I had some interesting discussions recently with a number of former Agritex staff and resettlement farmers about what they thought of the service today, and what they thought about its future, particularly in the post land reform era. They reminisced about the past of course, and acknowledged how effective Agritex had been, but they were also sanguine about the future. What do the 'new farmers' really need?

The discussion identified three important things: information (and particularly up to the minute market and price data), brokering (between farmers and contractors, suppliers, markets and service providers, to ensure that deals struck are fair and regulated) and business management skills (they were confident about agronomy, but not running a business, even a small one: managing accounts, cash flows, investments and the rest). This is a very far cry from the standard Agritex approach, based as it was on the old World Bank Training and Visit system, and of course with its roots in the colonial era with the post of 'Chief Instructor of Natives' held by the famous American missionary, E.D. Alvord for many years. Today the emphasis should be very different, my informants suggested.

This would require a total rethink of Agritex, and agricultural extension in general. Indeed a department in the Ministry of Agriculture may not be the appropriate organisational vehicle at all. My informants pointed out that the new farmers, compared to their compatriots in the communal lands, were younger, better educated, more mobile, and with good access to town. They all had mobile phones, and many had smartphones with Internet access. Many were making money, and had investment, marketing and business planning decisions to make, often juggling an agricultural enterprise with other activities. Many women were independent operators, or took on particular roles within a more complex business than the standard communal area farm.

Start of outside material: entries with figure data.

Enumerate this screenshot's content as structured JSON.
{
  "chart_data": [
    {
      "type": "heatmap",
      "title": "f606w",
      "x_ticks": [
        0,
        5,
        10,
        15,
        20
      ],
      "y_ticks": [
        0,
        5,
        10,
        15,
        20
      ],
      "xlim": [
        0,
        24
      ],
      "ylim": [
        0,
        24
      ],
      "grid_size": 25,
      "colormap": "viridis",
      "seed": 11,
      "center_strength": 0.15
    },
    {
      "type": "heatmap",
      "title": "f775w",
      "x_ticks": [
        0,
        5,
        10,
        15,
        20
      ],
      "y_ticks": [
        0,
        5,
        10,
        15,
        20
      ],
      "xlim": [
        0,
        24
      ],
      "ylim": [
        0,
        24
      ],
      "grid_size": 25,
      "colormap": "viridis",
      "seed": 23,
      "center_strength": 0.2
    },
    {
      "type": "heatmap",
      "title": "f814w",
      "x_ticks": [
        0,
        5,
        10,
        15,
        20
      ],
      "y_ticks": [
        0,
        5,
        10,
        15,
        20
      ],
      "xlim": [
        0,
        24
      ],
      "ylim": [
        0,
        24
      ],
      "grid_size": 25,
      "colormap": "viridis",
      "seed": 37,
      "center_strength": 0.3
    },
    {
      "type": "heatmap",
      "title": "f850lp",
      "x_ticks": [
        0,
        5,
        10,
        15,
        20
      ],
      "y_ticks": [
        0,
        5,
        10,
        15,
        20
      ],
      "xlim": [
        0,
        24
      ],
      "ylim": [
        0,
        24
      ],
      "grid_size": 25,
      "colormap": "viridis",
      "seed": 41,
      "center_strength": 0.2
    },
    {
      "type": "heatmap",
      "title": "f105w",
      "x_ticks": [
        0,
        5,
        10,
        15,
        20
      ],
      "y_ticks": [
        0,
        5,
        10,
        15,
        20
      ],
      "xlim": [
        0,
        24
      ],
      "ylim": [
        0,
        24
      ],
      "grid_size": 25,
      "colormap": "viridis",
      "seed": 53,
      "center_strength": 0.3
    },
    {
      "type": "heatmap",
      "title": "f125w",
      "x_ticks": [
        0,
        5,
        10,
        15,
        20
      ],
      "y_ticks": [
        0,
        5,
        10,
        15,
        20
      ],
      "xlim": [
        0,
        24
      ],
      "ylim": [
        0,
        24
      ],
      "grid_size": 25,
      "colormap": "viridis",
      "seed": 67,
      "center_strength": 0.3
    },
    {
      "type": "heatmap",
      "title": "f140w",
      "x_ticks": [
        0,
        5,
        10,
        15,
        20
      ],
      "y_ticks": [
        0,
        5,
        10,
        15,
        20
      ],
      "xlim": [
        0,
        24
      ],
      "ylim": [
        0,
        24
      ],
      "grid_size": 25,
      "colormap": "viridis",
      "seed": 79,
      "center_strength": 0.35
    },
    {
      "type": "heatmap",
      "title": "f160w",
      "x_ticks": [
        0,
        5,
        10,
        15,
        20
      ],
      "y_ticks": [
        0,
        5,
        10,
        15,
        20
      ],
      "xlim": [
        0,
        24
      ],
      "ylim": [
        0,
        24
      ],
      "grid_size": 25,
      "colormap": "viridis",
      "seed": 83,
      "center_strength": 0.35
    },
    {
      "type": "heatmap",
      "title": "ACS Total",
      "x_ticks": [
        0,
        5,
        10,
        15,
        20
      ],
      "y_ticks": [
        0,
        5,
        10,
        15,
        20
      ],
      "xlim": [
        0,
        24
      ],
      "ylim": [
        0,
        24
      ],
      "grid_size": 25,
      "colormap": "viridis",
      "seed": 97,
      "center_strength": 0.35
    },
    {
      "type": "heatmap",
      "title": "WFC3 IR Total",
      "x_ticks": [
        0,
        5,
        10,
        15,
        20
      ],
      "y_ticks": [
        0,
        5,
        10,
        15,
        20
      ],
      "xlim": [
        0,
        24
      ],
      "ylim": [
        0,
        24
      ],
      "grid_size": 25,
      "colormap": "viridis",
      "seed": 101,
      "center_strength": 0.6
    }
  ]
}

Of course not all resettlement farms are like this, just as not all communal area farms are classic family smallholder farms focused on subsistence agriculture with some off-farm activities. There is a huge diversity, and tailoring approaches to extension and development more generally to different groups is essential. In our study in Masvingo we identified 15 different livelihood strategies across the sample of 400 households in 16 sites that we clustered into four broad types. In a recent DFID-funded initiative three categories are identified that roughly chime with our livelihood types: market oriented surplus producers, smallholders who are surviving and are in need of livelihood support, and those who are struggling and in need of social protection.

Our discussion focused on the first, and some of the second, group. But this is a big and growing proportion of the new farming population, and the one that is really going to get agriculture moving. While social welfare approaches are clearly necessary, if there are to be long-term transitions out of poverty and onto growth paths that are sustainable backing those who are engaging with markets, developing their farms, and investing should be a priority. And supporting such people with the type of service that meets their needs I would argue is a useful public service. Some of it of course could be paid for in time, but as a strategic government investment it could easily be justified.

The new DFID programme is being implemented by FAO, and appears to be focused on 'training' focused on building ‘resilience’ through ‘climate smart agriculture’, with a range of high-sounding objectives set. But is this going to be old-style training, rekindling the glory days of 1980s Agritex (although in this case implemented by NGOs) and focused on instruction and demonstration around farming techniques (including conservation agriculture)? Or will it be building capacity around the priorities of information, brokering and business that we identified? There has been a repeated default in new programming by aid agencies as well as government to return to the past, and not rethink for the future. This is $48 million of UK taxpayers’ money, so let's hope it is better focused than previous efforts, and helps to rebuild an agricultural research and extension capacity in Zimbabwe that is fit for its new purposes.